Apesar de toda a inventividade do roteiro e do ritmo contagiante dos primeiros 45 minutos, Okja perde o fôlego em sua segunda metade, perdendo-se no esforço do diretor em transformar essa fábula em um debate político. Apesar disso, os efeitos especiais são arrebatadores do início ao fim.

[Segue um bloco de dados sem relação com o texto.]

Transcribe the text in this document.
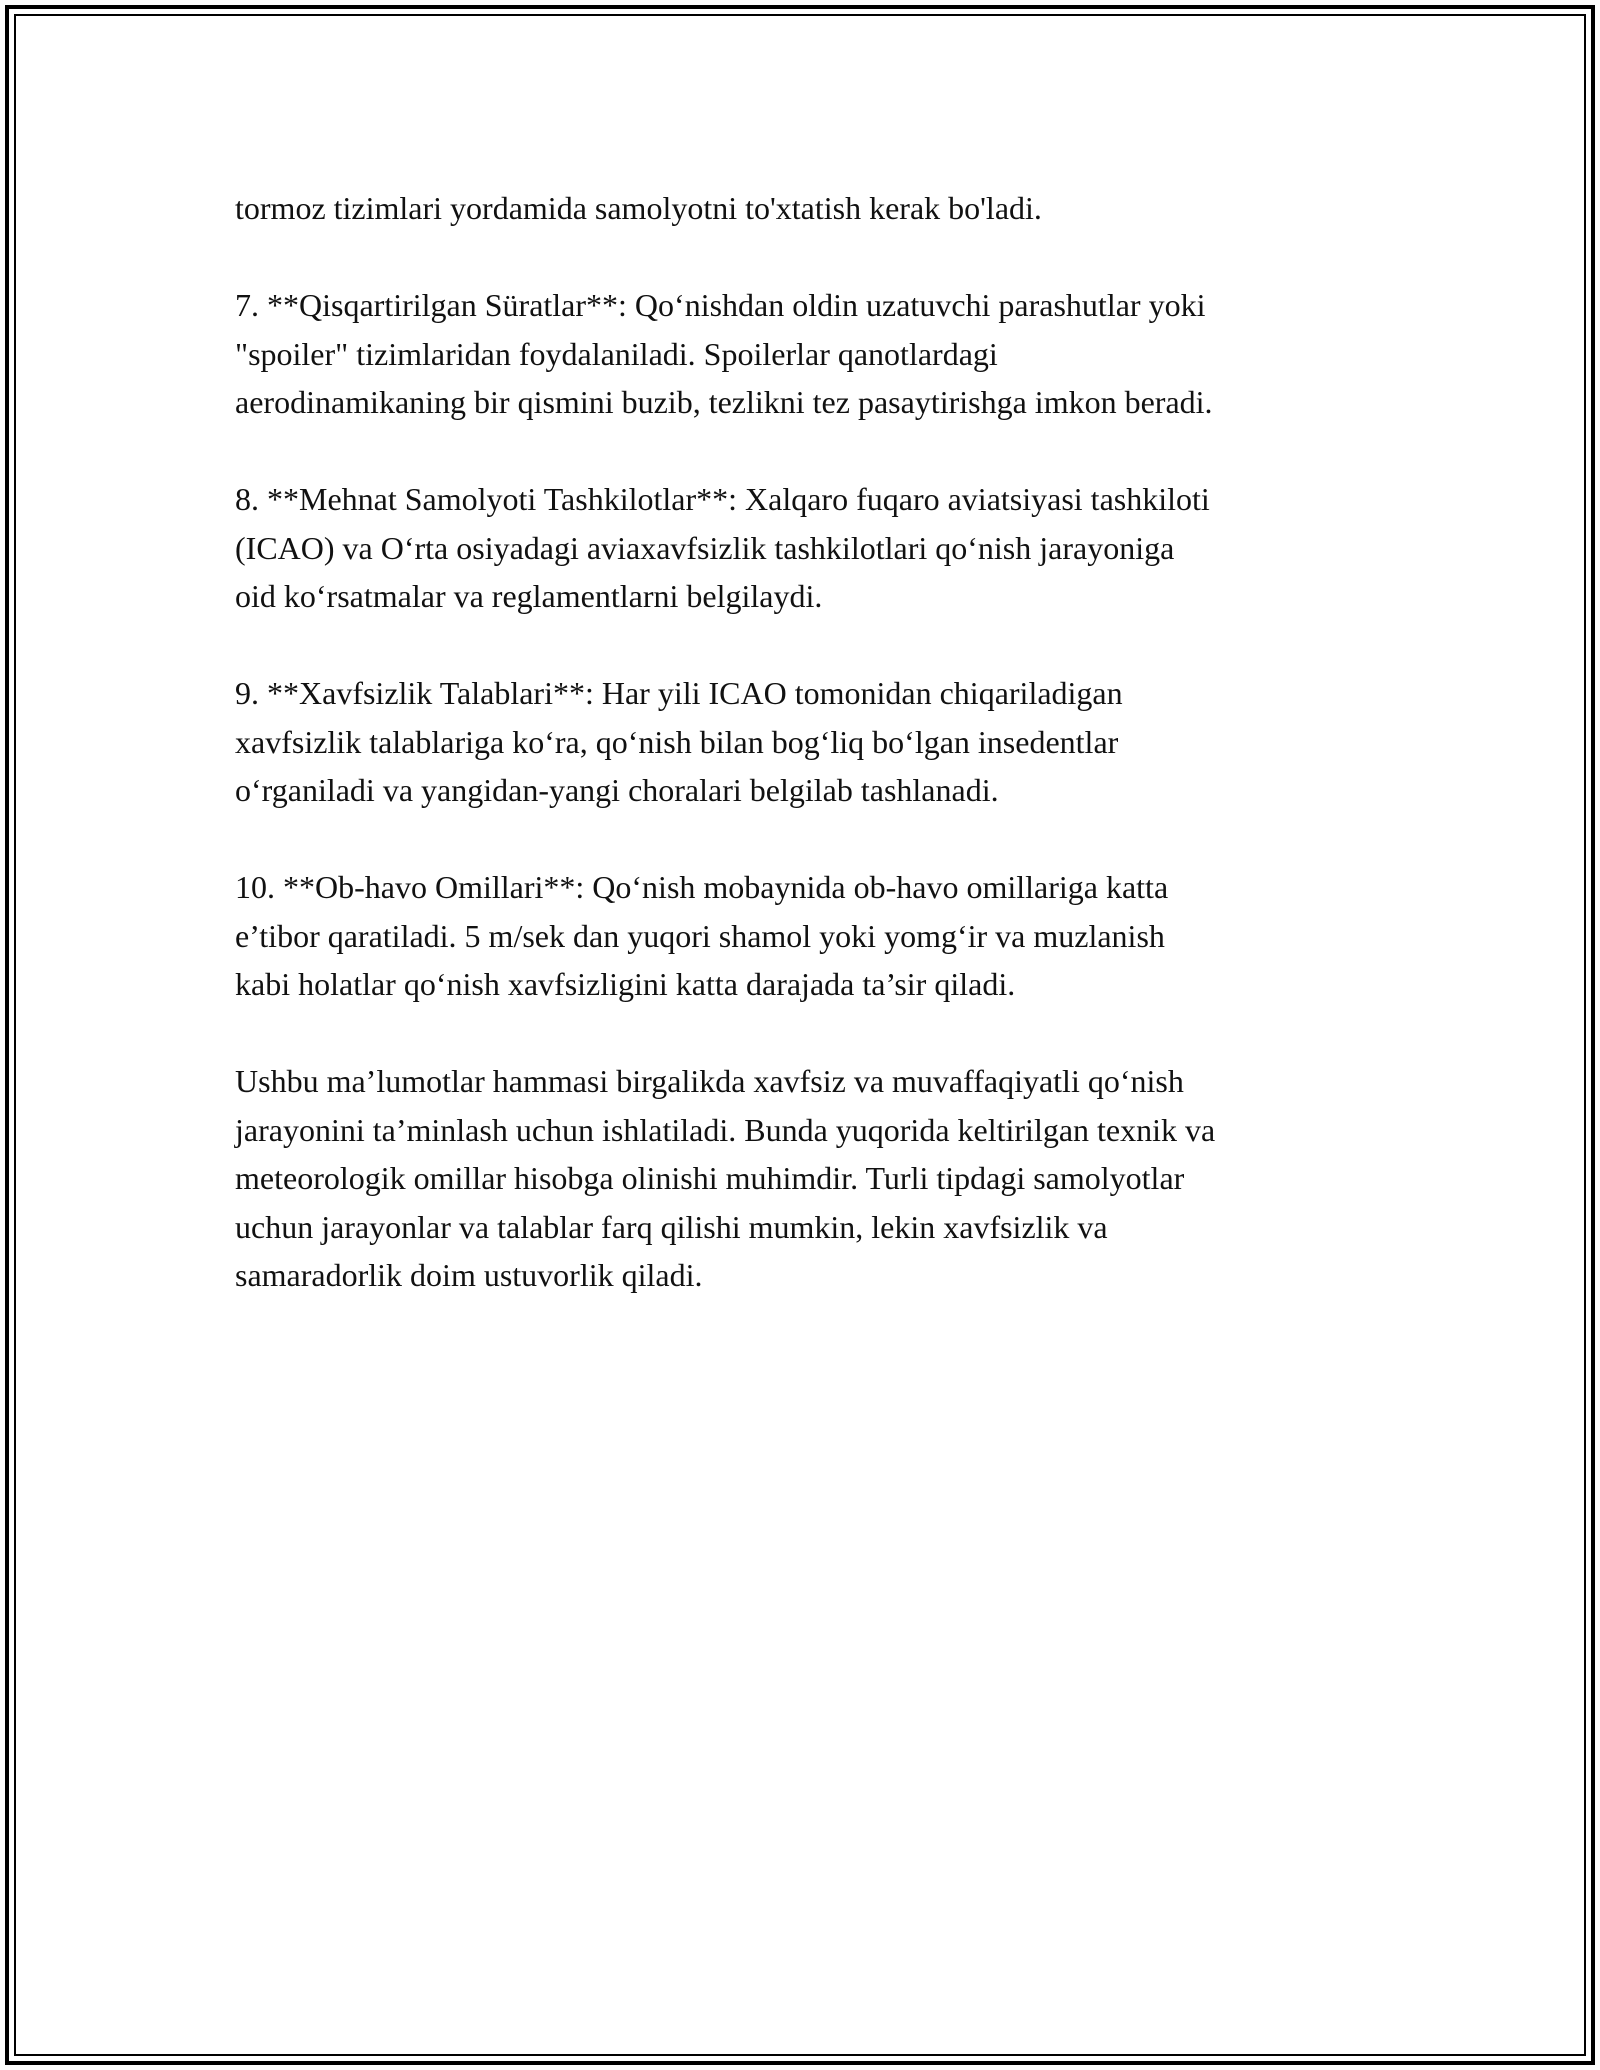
tormoz tizimlari yordamida samolyotni to'xtatish kerak bo'ladi.

7. **Qisqartirilgan Süratlar**: Qo‘nishdan oldin uzatuvchi parashutlar yoki
"spoiler" tizimlaridan foydalaniladi. Spoilerlar qanotlardagi
aerodinamikaning bir qismini buzib, tezlikni tez pasaytirishga imkon beradi.

8. **Mehnat Samolyoti Tashkilotlar**: Xalqaro fuqaro aviatsiyasi tashkiloti
(ICAO) va O‘rta osiyadagi aviaxavfsizlik tashkilotlari qo‘nish jarayoniga
oid ko‘rsatmalar va reglamentlarni belgilaydi.

9. **Xavfsizlik Talablari**: Har yili ICAO tomonidan chiqariladigan
xavfsizlik talablariga ko‘ra, qo‘nish bilan bog‘liq bo‘lgan insedentlar
o‘rganiladi va yangidan-yangi choralari belgilab tashlanadi.

10. **Ob-havo Omillari**: Qo‘nish mobaynida ob-havo omillariga katta
e’tibor qaratiladi. 5 m/sek dan yuqori shamol yoki yomg‘ir va muzlanish
kabi holatlar qo‘nish xavfsizligini katta darajada ta’sir qiladi.

Ushbu ma’lumotlar hammasi birgalikda xavfsiz va muvaffaqiyatli qo‘nish
jarayonini ta’minlash uchun ishlatiladi. Bunda yuqorida keltirilgan texnik va
meteorologik omillar hisobga olinishi muhimdir. Turli tipdagi samolyotlar
uchun jarayonlar va talablar farq qilishi mumkin, lekin xavfsizlik va
samaradorlik doim ustuvorlik qiladi.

Até agora, entre os concorrentes já exibidos, o russo Loveless, de Andrey Zvyagintsev, foi o mais aclamado, falando de um ex-casal às voltas com o desaparecimento do filho. Outro que agradou a todos foi Western, um drama social de secura exasperante, rodado com não atores, exibido na seção paralela Un Certain Regard: sua trama fala do choque entre operários alemães e búlgaros na realização de uma construção. A grande decepcão festival até aqui veio da Quinzena dos Realizadores: Un Beau Soleil Intérieur, com uma Juliette Binoche caricata.